Friday, August 22, 2008

Punk Rock is Conservative; Conservatism is Punk Rock.

I am stealing this anecdote from Will who stole it from someone else. I would say I'm stealing it shamelessly, but I like shame:
I fell in love with Punk Rock when I was 13 years old and snuck into a club because my classmate was sleeping with the bouncer. It was a subculture defined by rigid rules which allowed for great expression, an overwhelming ethic, high expectations, and a bareknuckled willingness for confrontation. I'll never forget that first show—seeing a guy go down hard after taking an elbow in the face, then watching him get picked up by some guy he'd never met before who said to him: "You okay? You able to walk? Good, then get back in the pit and punch somebody."
I'll use this as a jumping-off point to answer a question posed by a Highly Placed Obama Operative about the difference between allowing heroism, encouraging heroism, and requiring heroism. First off, am I right in assuming that everyone finds the punk rock story compelling? It is, like war movies and Fight Club, right?

The only thing holding me back from strapping on my knee-high leather boots this minute is the suspicion that ordinary life has enough opportunities to "get back in the pit and punch somebody" without my looking for extra elbows to the face. A world that requires heroism, as opposed to one that simply allows for it, is a world in which the thrill of the pit is there all the time, and I'm skeptical of anyone who would have the world be less like that. Heroism isn't something for exceptional people; it's something for everyone.
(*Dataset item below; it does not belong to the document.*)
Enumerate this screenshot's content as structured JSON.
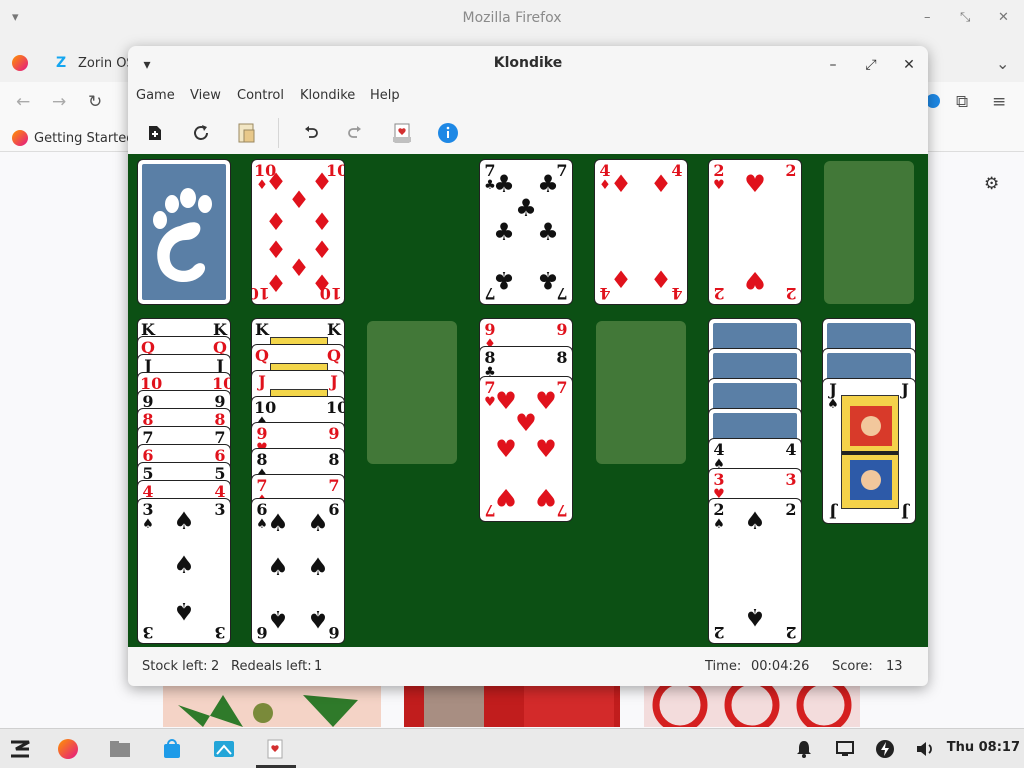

To take an everyday example, I don't think it makes sense to ask a young woman to carry an unwanted child to term without convincing her that it's a kind of heroism to do so, even if your moral system (or hers) makes it a necessary heroism. To say that liberals like heroes doesn't get them very far if the only kind of heroism they can talk about is the optional kind; allowing heroism isn't enough, because sometimes it's icing on the cake and sometimes it isn't. (Pregnancy is one example of obligatory heroism; poverty is another; there are more.)

Life's tough, and when I say that it demands a punk rock approach, as defined above, I don't think it's just my aesthetic preferences talking. I'm sympathetic to liberals like The Operative who say that no one should ever have to be heroic, but I'm not sure that's the world we live in or that I would be happy if it were.